To make the users hear the bot's responses during a call, the text generated by the bot must be converted into spoken words. This conversion is achieved using text-to-speech (TTS) technology in collaboration with leading TTS engines such as Microsoft, Google, and Amazon. These engines provide a range of capabilities to meet different business requirements, including the ability to create customized and lifelike speech.

There are three ways to convert bot-generated text into speech on the IVR channel:

  1. Using pre-built neural voice models: TTS providers offer pre-built neural voice models that can be utilized for quick prototyping and building demo voice bots. Design module and Voice input node enable the conversion of text into speech, providing a basic understanding of how the bot's responses would sound.
  2. Applying customization with SSML: For more advanced use cases where precise control over speech synthesis is needed, Speech Synthesis Markup Language (SSML) can be employed. SSML in design module and voice input node allows for fine-grained customization of speech, like adjustments to speech rate, pitch, style, pauses, etc. By incorporating SSML in the text, the resulting speech can be highly tailored and expressive.
  3. Playing pre-recorded messages: In some scenarios, it may be necessary to play pre-recorded messages during a call. For example, when a custom proprietary sound or a welcome tone needs to be played. Pre-recorded messages, in .wav or .mp3 formats, can be integrated into the call flow to provide a specific audio experience.

Additional response customization on

Yellow AI offers extensive features for customizing bot responses.

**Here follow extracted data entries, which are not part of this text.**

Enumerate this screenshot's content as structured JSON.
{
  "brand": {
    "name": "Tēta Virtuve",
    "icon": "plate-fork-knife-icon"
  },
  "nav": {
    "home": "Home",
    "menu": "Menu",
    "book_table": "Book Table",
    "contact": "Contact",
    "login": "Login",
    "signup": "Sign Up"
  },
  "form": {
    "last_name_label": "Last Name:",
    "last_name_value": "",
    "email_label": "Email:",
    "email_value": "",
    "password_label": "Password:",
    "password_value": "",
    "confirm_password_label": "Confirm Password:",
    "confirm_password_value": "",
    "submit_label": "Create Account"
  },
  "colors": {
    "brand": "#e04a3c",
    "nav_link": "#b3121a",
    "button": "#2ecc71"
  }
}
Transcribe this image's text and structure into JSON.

They are:

  1. Adding variables for custom responses (Dynamic messages): Personalize interactions with the bot by incorporating variables. By storing and using variables in the design module or voice input node, you can dynamically include user-specific information in the bot's responses, creating a more tailored experience. For example, you can dynamically include the user's name or city in the responses.

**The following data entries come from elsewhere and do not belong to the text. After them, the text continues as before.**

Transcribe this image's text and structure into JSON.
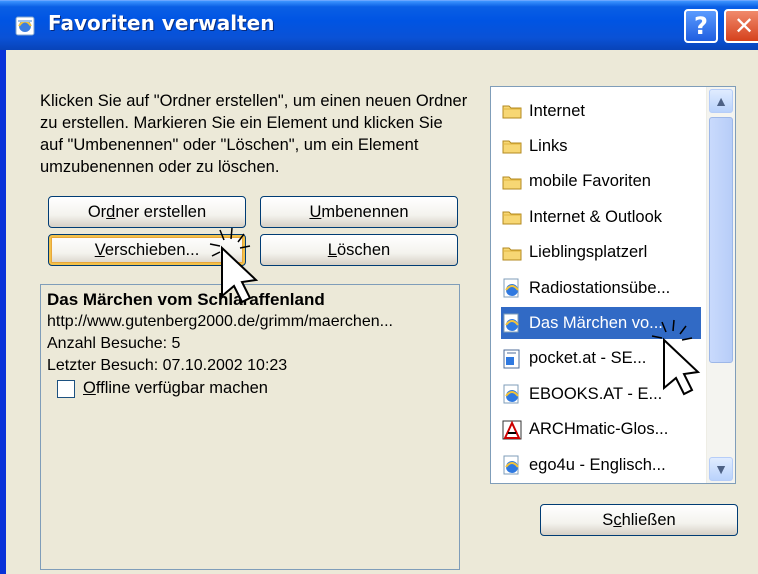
{
  "window": {
    "title": "Favoriten verwalten",
    "help_glyph": "?",
    "close_glyph": "✕"
  },
  "instructions": "Klicken Sie auf \"Ordner erstellen\", um einen neuen Ordner zu erstellen. Markieren Sie ein Element und klicken Sie auf \"Umbenennen\" oder \"Löschen\", um ein Element umzubenennen oder zu löschen.",
  "buttons": {
    "create_folder_pre": "Or",
    "create_folder_acc": "d",
    "create_folder_post": "ner erstellen",
    "rename_acc": "U",
    "rename_post": "mbenennen",
    "move_acc": "V",
    "move_post": "erschieben...",
    "delete_acc": "L",
    "delete_post": "öschen",
    "close_pre": "S",
    "close_acc": "c",
    "close_post": "hließen"
  },
  "details": {
    "title": "Das Märchen vom Schlaraffenland",
    "url": "http://www.gutenberg2000.de/grimm/maerchen...",
    "visits": "Anzahl Besuche: 5",
    "last_visit": "Letzter Besuch: 07.10.2002 10:23",
    "offline_acc": "O",
    "offline_post": "ffline verfügbar machen",
    "offline_checked": false
  },
  "favorites": [
    {
      "label": "Internet",
      "icon": "folder-icon"
    },
    {
      "label": "Links",
      "icon": "folder-icon"
    },
    {
      "label": "mobile Favoriten",
      "icon": "folder-icon"
    },
    {
      "label": "Internet & Outlook",
      "icon": "folder-icon"
    },
    {
      "label": "Lieblingsplatzerl",
      "icon": "folder-icon"
    },
    {
      "label": "Radiostationsübe...",
      "icon": "ie-page-icon"
    },
    {
      "label": "Das Märchen vo...",
      "icon": "ie-page-icon",
      "selected": true
    },
    {
      "label": "pocket.at - SE...",
      "icon": "page-icon"
    },
    {
      "label": "EBOOKS.AT - E...",
      "icon": "ie-page-icon"
    },
    {
      "label": "ARCHmatic-Glos...",
      "icon": "archmatic-icon"
    },
    {
      "label": "ego4u - Englisch...",
      "icon": "ie-page-icon"
    }
  ],
  "colors": {
    "titlebar": "#0054e3",
    "selection": "#316ac5",
    "dialog_bg": "#ece9d8"
  }
}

    Conversation 1Conversation 2
    User: I live in Bangalore.
    Bot: Bangalore is a great place! May I know your account number?
    User: My name is Sam.
    Bot: Welcome to our store, Sam. What would you like to try first?
  1. Using the translations page for multilingual bots (Multi-lingual flows): For multilingual bots, the translations feature can be employed to customize speech in different languages. This means that you can build a single flow and use the translations feature on the platform to store configurations for each language. You can provide localized experiences to users in different languages without the need to duplicate or recreate entire flows. This streamlines the development process and ensures consistency across different language versions of the voice bot.

    The translation text should be in SSML format.